View Full Version : DIY mounting/framing of large prints

Patrick Gauthier
5-Jul-2016, 13:00
sooo I have this 36"x46",


and others of similar size, printed on matte vinyl (it was remarkably cheap and stunningly high quality).

I'm trying to avoid paying a lot for framing these beasts.

I've looked at making my own frames, but it's a lot of work and I don't have a workshop (although it still can be done).

I've looked at mounting on foam core (the mounted print would go on the wall without a frame), but am worried about the size of the print being a challenge.

I've also considered partial foam core mounting - just the top and bottom edge to be used as a ledge to hang the print.

Does anyone have any suggestions? I am quite handy, but like I said, I don't have a workshop and have minimal tools.

Drew Wiley
5-Jul-2016, 13:12
Takes a bit of practice, but no different than hanging vinyl wallpaper. Same tools, goop, and technique if you need an affordable option.

Patrick Gauthier
8-Jul-2016, 20:54
that's a great idea Drew, thanks. I just imagined a wallpaper entirely of prints.

9-Jul-2016, 04:42
For that size forget FomeCor and go with GatorFome. Much stiffer and does not dent easily.

Drew Wiley
11-Jul-2016, 08:14
Depends on the adhesive. If it's waterbased, you need a board with absorbent facing paper, and then have to countermount something to the back of the board too,
to compensate for the warping.

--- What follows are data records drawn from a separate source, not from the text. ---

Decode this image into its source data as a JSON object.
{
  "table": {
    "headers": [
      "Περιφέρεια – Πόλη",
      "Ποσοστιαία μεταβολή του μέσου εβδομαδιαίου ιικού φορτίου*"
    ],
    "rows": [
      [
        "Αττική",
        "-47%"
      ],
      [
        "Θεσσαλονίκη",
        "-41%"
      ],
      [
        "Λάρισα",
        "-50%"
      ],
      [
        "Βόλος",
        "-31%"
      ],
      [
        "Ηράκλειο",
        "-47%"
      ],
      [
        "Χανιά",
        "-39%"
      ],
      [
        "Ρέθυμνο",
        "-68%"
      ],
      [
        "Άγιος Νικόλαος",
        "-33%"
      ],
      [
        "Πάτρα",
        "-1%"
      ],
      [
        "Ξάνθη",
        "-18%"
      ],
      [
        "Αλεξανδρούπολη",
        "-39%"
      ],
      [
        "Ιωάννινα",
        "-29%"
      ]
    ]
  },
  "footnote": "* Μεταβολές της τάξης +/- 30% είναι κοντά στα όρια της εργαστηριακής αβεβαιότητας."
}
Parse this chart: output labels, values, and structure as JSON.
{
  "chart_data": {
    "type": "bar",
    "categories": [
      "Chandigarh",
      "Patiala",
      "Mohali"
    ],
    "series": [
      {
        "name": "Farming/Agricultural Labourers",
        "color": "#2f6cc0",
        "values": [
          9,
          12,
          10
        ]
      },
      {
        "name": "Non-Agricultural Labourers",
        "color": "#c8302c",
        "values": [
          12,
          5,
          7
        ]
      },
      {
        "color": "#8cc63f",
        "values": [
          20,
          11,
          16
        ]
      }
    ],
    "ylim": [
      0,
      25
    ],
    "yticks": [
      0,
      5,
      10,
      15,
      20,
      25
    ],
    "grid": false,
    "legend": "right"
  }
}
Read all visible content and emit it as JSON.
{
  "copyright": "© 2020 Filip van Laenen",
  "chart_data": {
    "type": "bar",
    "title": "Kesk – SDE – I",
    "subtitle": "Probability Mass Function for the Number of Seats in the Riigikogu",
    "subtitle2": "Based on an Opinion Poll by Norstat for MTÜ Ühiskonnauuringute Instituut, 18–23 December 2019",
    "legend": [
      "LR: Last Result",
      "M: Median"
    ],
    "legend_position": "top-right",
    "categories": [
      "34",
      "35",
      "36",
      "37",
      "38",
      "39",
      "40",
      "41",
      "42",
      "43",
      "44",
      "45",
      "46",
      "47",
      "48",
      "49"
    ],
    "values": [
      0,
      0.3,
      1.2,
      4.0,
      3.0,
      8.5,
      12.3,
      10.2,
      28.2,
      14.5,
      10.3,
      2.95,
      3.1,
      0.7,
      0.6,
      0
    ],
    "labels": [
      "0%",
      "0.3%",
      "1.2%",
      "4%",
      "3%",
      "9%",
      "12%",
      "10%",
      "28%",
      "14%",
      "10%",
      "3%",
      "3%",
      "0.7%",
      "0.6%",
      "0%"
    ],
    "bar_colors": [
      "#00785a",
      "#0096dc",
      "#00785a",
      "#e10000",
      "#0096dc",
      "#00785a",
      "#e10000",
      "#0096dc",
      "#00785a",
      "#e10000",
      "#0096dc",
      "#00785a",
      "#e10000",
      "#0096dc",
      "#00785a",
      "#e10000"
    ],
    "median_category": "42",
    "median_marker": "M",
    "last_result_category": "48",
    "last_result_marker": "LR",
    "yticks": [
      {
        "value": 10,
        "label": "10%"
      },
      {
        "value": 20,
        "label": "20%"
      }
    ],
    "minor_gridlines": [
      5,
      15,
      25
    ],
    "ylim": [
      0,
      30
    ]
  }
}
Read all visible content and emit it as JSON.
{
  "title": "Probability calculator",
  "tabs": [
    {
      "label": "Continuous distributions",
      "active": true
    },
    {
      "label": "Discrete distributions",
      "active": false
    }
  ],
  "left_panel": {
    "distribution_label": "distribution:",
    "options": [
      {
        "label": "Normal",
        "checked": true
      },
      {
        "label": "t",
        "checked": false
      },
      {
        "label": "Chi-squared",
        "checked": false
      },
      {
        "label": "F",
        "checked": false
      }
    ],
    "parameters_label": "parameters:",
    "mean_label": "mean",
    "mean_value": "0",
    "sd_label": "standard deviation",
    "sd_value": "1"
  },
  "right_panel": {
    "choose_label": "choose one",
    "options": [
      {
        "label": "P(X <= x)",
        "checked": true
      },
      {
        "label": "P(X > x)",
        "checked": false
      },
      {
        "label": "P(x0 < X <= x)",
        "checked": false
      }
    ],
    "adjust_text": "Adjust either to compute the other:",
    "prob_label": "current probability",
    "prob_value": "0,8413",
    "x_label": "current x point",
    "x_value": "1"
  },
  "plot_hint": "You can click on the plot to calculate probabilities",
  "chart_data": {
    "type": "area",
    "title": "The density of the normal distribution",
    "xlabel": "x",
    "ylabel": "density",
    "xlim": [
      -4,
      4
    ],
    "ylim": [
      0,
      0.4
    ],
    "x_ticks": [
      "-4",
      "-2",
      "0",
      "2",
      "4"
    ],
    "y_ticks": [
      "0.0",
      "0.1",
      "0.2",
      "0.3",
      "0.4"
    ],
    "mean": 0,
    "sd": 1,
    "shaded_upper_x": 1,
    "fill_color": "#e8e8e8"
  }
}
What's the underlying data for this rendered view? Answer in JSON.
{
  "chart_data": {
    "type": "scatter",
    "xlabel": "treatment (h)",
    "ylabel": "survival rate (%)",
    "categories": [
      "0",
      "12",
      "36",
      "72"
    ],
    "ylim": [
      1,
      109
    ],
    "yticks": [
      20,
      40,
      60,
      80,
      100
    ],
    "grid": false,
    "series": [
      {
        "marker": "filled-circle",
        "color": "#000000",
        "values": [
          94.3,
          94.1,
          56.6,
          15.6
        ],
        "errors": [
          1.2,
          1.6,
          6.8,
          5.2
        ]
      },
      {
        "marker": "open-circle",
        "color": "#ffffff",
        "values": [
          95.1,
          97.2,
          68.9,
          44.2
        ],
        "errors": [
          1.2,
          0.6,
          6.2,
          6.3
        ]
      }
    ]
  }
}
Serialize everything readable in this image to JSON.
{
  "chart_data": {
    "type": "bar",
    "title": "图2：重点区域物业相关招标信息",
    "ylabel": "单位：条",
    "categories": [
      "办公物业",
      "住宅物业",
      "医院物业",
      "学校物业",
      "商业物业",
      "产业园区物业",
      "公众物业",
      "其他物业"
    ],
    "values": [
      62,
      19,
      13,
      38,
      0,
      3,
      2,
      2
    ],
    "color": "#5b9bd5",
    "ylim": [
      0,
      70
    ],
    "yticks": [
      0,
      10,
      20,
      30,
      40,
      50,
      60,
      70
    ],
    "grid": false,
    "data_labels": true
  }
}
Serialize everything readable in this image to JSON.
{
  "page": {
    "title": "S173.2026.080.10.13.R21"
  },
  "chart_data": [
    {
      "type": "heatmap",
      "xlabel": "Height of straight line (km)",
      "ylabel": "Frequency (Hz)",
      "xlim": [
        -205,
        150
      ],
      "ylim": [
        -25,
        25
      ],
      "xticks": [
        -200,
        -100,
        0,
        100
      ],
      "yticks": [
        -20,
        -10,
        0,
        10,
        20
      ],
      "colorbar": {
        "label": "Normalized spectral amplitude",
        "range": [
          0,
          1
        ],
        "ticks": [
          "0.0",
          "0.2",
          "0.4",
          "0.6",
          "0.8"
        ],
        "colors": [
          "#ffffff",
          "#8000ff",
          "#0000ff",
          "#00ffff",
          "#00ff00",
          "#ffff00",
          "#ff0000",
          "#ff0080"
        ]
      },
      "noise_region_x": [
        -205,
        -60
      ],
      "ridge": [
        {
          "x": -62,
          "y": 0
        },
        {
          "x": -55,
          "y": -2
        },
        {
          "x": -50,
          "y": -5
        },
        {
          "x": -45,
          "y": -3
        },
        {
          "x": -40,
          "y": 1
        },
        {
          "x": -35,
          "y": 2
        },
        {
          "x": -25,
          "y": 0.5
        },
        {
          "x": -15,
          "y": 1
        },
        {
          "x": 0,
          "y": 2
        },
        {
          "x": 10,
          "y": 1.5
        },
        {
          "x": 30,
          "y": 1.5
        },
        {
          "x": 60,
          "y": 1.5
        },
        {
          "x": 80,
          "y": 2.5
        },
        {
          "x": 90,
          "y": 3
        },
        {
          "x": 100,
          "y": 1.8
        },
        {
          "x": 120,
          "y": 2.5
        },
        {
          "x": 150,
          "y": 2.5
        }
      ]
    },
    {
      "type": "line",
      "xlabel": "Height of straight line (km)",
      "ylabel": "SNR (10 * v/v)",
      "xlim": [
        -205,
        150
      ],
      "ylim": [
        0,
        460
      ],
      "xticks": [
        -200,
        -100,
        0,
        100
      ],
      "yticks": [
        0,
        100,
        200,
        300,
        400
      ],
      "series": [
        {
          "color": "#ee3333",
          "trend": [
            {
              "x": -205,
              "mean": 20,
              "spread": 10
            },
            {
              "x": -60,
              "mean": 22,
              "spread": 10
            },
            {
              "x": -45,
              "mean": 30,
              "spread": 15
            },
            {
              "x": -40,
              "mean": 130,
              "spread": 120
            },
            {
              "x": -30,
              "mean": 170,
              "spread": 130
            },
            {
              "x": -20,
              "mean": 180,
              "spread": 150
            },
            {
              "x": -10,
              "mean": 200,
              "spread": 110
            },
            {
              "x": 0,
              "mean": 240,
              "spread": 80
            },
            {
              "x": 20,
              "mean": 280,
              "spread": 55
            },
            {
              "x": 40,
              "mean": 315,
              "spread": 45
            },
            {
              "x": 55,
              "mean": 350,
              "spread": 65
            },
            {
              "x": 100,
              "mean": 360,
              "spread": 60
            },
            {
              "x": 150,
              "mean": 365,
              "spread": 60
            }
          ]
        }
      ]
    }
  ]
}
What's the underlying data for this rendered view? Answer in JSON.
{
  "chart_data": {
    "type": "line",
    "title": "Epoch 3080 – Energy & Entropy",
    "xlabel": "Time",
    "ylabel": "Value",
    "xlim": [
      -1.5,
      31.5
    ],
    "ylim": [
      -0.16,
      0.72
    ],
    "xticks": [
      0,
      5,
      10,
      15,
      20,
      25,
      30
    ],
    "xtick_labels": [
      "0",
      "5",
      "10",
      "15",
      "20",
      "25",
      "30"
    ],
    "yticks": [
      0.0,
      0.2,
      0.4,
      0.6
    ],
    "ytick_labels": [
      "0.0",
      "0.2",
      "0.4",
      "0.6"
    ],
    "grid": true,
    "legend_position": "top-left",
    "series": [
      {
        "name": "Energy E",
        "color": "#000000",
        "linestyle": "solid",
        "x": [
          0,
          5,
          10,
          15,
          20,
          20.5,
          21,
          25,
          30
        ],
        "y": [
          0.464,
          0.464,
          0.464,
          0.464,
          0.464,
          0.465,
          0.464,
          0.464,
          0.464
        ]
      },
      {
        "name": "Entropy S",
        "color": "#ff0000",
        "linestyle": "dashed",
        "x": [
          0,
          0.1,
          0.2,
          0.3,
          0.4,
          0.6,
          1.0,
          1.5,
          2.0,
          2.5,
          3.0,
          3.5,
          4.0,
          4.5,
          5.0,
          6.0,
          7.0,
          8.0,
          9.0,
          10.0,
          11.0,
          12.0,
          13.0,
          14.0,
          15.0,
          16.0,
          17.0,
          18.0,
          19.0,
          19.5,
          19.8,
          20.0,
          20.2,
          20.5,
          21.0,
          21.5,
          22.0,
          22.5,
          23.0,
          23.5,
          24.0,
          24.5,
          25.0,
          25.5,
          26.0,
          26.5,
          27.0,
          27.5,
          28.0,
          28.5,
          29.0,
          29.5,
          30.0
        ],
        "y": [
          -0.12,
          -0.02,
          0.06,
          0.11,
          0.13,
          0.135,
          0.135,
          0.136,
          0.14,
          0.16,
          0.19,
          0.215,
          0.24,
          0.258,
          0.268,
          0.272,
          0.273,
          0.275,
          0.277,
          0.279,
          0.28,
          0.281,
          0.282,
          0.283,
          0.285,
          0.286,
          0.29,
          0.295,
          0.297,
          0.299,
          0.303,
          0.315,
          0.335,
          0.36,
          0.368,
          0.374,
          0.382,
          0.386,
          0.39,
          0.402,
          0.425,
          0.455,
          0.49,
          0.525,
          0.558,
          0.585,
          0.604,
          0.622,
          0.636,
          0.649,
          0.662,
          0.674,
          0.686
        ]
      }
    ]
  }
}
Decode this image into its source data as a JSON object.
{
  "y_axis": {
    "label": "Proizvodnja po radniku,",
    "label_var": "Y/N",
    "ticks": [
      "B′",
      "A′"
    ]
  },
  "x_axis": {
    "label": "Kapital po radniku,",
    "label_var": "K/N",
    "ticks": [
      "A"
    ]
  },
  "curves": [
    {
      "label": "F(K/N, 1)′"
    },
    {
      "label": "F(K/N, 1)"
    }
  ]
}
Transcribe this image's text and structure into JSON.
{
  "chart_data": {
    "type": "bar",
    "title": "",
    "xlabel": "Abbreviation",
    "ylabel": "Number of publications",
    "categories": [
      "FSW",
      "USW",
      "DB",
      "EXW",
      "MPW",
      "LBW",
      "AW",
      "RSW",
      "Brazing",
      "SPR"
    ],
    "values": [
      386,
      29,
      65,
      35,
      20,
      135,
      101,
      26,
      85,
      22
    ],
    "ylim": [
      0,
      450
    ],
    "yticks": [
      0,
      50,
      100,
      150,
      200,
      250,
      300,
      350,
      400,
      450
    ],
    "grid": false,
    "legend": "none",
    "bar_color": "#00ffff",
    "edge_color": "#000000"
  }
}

Both Daige and Seal make excellent wet mounting adhesives, designed for vacuum presses, though you just use a flat weight too,
after applying them with a CLOSED-CELL foam "weenie" roller (not ordinary bushy paint roller). But you need a premium quality board is you expect a smooth
surface. Gator is a different subject. It is impermeable, so will not respond to water-based adhesives. And it need to be lightly sanded to give it some tooth. A
degree of experimentation is always recommended, so save up your bad prints too, for practice.

11-Jul-2016, 14:40
foam core won't remain flat over time. gatorboard will and it's easy to work with but costly in comparison.

Drew Wiley
12-Jul-2016, 08:47
There are many types of foam board. Don't confuse the meager cheapo selection at art stores with the breadth of products available from specialty suppliers.

12-Jul-2016, 10:59
Would something like this help: http://robertrodriguezjr.com/2014/12/10/video-tutorial-mounting-prints-onto-gatorfoam-board/

Drew Wiley
12-Jul-2016, 12:57
That thread is basically erroneous. Although Gatorbaord does not employ "acid-free" paper facing, the allegedly noxious ingredients are essentially trapped in
phenolic resin, so can't get into your artwork anyway. If he had read the actual tech sheets he would have discovered that. Merely adding an alkaline buffer to
paper does not necessarily make it safer.